All photographs by Antoine Bruy. Used with permission.
The idea of leaving our basic modern comforts – the Internet, our smart phones, central heating, the ability to go to a store and simply pay for whatever we need is at the least an inconvenience and at the worst a terrifying idea to many of us. But while the majority of the population wouldn’t be willing to let go of modern conveniences, there are some in this world that would gladly give up these comforts for an independent, self-sustaining life off-the-grid.
It is in this group of people, scattered all over the world living in remote, inaccessible areas, and their off-the-grid lifestyle where French photographer and traveller Antoine Bruy, armed with his Mamiya 6, found the subject for his poignant and very illuminating series, Scrublands.
With its subjects once “functioning and useful members of society,” whatever this phrase really means, who have taken to the wild lands to search for a more meaningful life, Scrublands explores the idea of going back to the old ways of life, like raising your own livestock, farming your own land, and having an outhouse for a toilet, despite modernity. At the same time, it offers a glimpse of how that kind of life can not only be possible but also fulfilling and in many ways, more profound.
The imagery that Scrublands presents is so compelling, so strong that it quickly converts the unbelievers and it promptly convinces its spectators that there is a happy and contented life to be found sans all our modern comforts.
We recently caught up with Antoine to talk about his series and his Fotofund crowdfunding campaign to continue the project in the Appalachian Mountains. Read his interview and see some of the photos from Scrublands after the jump.
Phoblographer: First of all, tell us about your decision to hitchhike across Europe. And tell us about the experience.
Phoblographer: What photo and camping gear did you take with you during your hitchhike, in case any of our readers are considering doing the same thing you did?
Antoine: I did have a lot with me while I was doing this trip. Clothes of course, a light and rather small tent (I didn’t use it much that much, but every time I did, I was so glad I had it with me), a sleeping bag, a tripod, two cameras (a nikon FM1 with a 35mm to make pictures while I was on the road and a Mamiya 6 with a 75mm to work on the Scrublands project).
Phoblographer: You shot your very inspirational and illuminating series, Scrublands, during your trip. Did you set out to photograph the subjects in the series from the start or did you just happen upon the idea while travelling?
Antoine: When I started this trip, I knew I was going to work on this project. This is actually the continuity of the series “Les Maquis,” which I started in 2010, but I wanted to go deeper in the project. It was at this point when I started thinking about travelling all over Europe through the different mountain ranges to make the body of work coherent. I didn’t know exactly where I was going to shoot the pictures I made, it was a lot of improvisation.

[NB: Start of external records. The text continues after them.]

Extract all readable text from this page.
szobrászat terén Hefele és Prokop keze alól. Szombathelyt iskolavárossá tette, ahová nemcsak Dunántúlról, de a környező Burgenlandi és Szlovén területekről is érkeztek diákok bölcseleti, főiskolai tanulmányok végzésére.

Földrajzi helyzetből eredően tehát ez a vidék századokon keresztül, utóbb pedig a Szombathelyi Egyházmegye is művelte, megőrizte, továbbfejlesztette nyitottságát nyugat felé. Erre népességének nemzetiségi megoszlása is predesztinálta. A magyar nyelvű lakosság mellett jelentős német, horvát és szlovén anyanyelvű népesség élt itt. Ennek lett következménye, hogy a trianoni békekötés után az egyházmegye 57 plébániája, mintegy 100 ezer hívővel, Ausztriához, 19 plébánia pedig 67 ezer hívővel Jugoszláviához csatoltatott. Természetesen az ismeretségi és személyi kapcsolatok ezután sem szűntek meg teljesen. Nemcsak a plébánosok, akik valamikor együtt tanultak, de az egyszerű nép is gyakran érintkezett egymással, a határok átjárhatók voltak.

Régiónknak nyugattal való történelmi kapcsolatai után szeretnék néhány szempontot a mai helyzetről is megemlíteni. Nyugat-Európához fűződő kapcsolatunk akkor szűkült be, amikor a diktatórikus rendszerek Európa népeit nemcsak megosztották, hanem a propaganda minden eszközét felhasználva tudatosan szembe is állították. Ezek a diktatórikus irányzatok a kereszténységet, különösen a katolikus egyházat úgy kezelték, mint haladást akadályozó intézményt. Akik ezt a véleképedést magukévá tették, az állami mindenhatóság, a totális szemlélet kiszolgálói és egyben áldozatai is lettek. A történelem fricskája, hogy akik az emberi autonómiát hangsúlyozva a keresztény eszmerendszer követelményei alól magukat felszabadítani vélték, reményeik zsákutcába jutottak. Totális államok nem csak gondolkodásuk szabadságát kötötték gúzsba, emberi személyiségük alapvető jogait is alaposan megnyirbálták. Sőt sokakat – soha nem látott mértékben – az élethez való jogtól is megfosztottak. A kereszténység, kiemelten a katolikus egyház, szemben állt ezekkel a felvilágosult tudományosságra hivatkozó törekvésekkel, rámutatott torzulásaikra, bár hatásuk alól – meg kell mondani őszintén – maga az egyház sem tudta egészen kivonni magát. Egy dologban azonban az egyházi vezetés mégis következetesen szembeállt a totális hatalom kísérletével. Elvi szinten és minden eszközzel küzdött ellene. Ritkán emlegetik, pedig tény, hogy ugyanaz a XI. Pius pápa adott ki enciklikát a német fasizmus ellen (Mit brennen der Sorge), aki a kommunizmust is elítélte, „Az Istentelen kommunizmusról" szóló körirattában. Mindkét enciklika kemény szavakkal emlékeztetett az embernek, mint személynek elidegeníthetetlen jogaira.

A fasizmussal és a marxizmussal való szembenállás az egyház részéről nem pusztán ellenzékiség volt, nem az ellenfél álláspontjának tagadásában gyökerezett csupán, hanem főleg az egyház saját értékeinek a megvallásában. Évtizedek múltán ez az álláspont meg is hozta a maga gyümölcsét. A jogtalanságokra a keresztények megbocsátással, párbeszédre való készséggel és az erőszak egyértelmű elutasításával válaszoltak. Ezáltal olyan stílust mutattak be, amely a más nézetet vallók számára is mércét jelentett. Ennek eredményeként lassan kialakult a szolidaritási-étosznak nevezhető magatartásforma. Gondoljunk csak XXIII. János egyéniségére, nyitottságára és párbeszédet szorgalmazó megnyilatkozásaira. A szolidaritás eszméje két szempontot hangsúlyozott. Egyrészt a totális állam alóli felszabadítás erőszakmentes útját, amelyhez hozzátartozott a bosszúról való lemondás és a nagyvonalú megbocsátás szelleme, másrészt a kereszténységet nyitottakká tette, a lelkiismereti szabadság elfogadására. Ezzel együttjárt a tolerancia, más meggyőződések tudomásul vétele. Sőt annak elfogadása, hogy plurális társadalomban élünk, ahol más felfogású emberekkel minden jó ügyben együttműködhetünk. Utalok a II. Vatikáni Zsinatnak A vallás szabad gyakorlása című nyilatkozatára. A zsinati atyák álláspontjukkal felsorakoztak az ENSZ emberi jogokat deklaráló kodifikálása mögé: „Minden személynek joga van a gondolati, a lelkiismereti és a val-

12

Phoblographer: We know the Scrublands is a series of photographs of people living off the grid across Europe, but tell me more about it.
Antoine: I found the people I photograph through the WWOOF network (World Wide Opportunities on Organic Farms). I was interested of living with the people and help them, this trip was not only about photography, it was also about experiencing a very different lifestyle that I was used to.
Phoblographer: How was the experience of living with these individuals, doing what they do, eating what they eat, and essentially partaking in their lifestyle? Was it an eye-opener for you?
Antoine: Living with them has been a very rich experience. I made some good friends on the way, and I’m going back to visit them and give them a hand. I wouldn’t say it was an eye opener, but it taught me that many things are possible in life, and in most cases we are creating our own barriers to prevent them from happening.
Phoblographer: What was your hardest thing you’ve had to do during your time with them?
Antoine: The hardest thing I did? Good question… I enjoyed most of the things I did, and nothing feels really hard as long as you like what you’re doing.
Phoblographer: What’s next for you, as a photographer, as a traveler? Any upcoming projects you’d like to share with us?
Antoine: The first thing I would like to do is finish this project, and this why I’m about to start a crowdfunding campaign on the 11th of August on FotoFund. The plan would be to come to the US to keep working on this project in the Appalachians and probably in Canada as well. The finally stage would be to make a book.